Agricultural and environmental implications
The results in this study showed that applying combined passivators and foliar inhibitors (except for QS2) into the red paddy soil studied could reduce the concentrations of Cd in rice to permitted food-safe levels (< 0.2 mg kg−1), according to National Food Safety Standard of China (GB2762-2017) (MLRPRC 2014). Additionally, the application of combined passivators and foliar inhibitors did not lead to the other heavy metals being present in excess of standards. Among the combined passivators and foliar inhibitors, QA1, QSi2, and QSe2 showed the best effect for decrease in the uptake of Cd by rice in the red paddy soil studied. After taking the safety and stability of soil structure and function into consideration (Table 1 and Fig. 3), QSe2 (1875 kg·ha-1 Quicklime + 250 mL·mu-1 foliar selenium inhibitors) was the primary recommendation for remediating the heavy metals-contaminated red paddy soil, particularly for remediation of Cd-contaminated red paddy soil.

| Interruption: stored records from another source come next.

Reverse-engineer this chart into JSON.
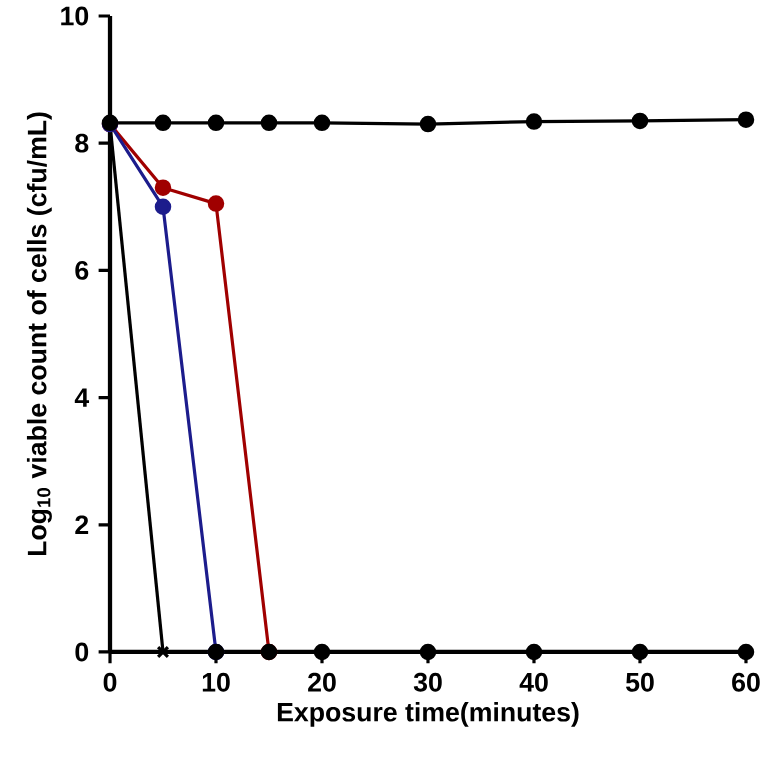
{
  "chart_data": {
    "type": "line",
    "xlabel": "Exposure time(minutes)",
    "ylabel": "Log$_{10}$ viable count of cells (cfu/mL)",
    "xlim": [
      0,
      60
    ],
    "ylim": [
      0,
      10
    ],
    "xticks": [
      0,
      10,
      20,
      30,
      40,
      50,
      60
    ],
    "yticks": [
      0,
      2,
      4,
      6,
      8,
      10
    ],
    "grid": false,
    "line_style": "solid",
    "series": [
      {
        "color": "#a00000",
        "marker": "circle",
        "x": [
          0,
          5,
          10,
          15
        ],
        "values": [
          8.3,
          7.3,
          7.05,
          0
        ]
      },
      {
        "color": "#1c1c8c",
        "marker": "circle",
        "x": [
          0,
          5,
          10
        ],
        "values": [
          8.3,
          7.0,
          0
        ]
      },
      {
        "color": "#000000",
        "marker": "cross",
        "x": [
          0,
          5
        ],
        "values": [
          8.3,
          0
        ]
      },
      {
        "type": "scatter",
        "color": "#000000",
        "marker": "circle",
        "x": [
          10,
          15,
          20,
          30,
          40,
          50,
          60
        ],
        "values": [
          0,
          0,
          0,
          0,
          0,
          0,
          0
        ]
      },
      {
        "color": "#000000",
        "marker": "circle",
        "x": [
          0,
          5,
          10,
          15,
          20,
          30,
          40,
          50,
          60
        ],
        "values": [
          8.32,
          8.32,
          8.32,
          8.32,
          8.32,
          8.3,
          8.34,
          8.35,
          8.37
        ]
      }
    ]
  }
}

This study provided an efficient, inexpensive, and easy-to-operate strategy for remediating heavy metals-contaminated red soil in a paddy field. However, different from traditional knowledge, it found that foliar inhibitors may also affect soil's physical-chemical properties and soil bacterial community. Some combined passivators decreased the concentrations of available Cu in soil, but increased Cu uptake in rice. In addition, the change of bacterial community at the genus levels may benefit the stabilisation of heavy metals in red paddy soil. In the future, it is necessary to determine the pathways or mechanisms by which foliar inhibitors affect soil chemistry and microbial structure. Future monitoring is necessary to explore the long-term effects of combined passivators on the safe utilisation of heavy metals-contaminated red paddy soil. Additionally, further studies are needed to investigate the change mechanism of soil physical and chemical properties and to elucidate the interaction mechanism between heavy metals and microorganisms.